3 lb. shiitake mushroom caps, wiped clean
as needed, olive oil
¾ cup minced shallot
¼ cup minced garlic
1 Tbsp. chopped flat leaf parsley
1 Tbsp. chopped fresh sage
1 Tbsp. chopped fresh rosemary
1 Tbsp. chopped fresh thyme
3 oz. balsamic vinegar
2 oz. fresh lemon juice
to taste, kosher salt and freshly ground black pepper
12 lb. Aleutian King Salmon
as needed for brushing, olive oil
as needed, Rub With Love Salmon Rub
as needed, lemon wedges
For shiitake relish: In a bowl, toss mushroom caps with oil and dash of salt and pepper. Grill caps on both sides, over direct heat, until cooked through, about 5 minutes total cooking time. (Unless mushroom caps are large, you may want to set a rack over your grill so no mushrooms fall through the grates.) Remove mushrooms from grill and thinly slice. Heat oil in sauté pan on medium heat.
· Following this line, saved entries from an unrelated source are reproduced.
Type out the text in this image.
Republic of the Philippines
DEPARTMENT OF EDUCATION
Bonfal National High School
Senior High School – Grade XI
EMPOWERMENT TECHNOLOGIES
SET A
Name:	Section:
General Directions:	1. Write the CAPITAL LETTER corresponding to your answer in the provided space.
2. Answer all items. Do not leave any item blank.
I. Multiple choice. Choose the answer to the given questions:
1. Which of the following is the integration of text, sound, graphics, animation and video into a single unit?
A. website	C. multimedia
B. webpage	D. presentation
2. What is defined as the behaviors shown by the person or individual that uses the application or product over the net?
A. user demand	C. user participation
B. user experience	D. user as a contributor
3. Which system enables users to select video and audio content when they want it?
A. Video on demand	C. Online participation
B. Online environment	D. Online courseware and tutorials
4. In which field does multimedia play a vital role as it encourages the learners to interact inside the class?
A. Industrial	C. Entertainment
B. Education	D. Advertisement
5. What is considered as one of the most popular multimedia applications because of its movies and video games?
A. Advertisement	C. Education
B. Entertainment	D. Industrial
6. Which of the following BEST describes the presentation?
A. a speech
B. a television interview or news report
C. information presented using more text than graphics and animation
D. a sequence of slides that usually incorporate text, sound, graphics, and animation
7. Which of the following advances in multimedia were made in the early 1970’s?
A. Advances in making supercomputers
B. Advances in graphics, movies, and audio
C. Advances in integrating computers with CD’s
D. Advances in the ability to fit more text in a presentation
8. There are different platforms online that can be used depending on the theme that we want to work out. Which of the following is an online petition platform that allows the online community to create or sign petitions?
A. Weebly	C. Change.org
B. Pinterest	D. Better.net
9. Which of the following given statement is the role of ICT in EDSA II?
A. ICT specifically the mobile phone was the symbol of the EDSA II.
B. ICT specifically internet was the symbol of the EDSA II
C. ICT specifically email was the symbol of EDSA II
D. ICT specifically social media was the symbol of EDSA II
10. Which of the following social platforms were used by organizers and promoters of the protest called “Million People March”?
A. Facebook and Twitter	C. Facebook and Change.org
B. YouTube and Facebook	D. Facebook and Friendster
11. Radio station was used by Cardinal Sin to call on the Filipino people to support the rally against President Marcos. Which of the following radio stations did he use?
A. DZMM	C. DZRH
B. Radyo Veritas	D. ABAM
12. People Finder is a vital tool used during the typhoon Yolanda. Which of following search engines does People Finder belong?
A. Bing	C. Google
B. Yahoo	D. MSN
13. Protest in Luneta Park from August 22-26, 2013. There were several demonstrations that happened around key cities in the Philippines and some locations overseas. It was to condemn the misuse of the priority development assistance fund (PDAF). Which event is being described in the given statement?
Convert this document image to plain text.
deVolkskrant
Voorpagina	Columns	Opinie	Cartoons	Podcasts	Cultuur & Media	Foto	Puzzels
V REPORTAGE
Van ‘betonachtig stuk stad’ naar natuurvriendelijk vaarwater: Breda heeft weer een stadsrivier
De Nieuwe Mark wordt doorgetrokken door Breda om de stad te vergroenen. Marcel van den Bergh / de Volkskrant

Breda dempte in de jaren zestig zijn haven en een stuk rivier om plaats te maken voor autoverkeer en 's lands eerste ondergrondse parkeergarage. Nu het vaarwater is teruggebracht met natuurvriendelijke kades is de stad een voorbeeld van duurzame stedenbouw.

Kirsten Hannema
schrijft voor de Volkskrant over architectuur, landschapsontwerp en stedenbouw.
Add shallot and garlic, sweat 2-3 minutes until soft and aromatic. Set aside to cool. In a bowl, combine mushrooms, shallot-garlic mixture, herbs, vinegar and lemon juice. season the relish to taste with salt and pepper and set aside at room temperature.
For each serving, to order: Lightly brush 8-oz. portion of salmon with oil, coat on both sides with Salmon Rub, and grill until done to your liking. Serve each portion of salmon topped with shiitake relish. Garnish with lemon wedges.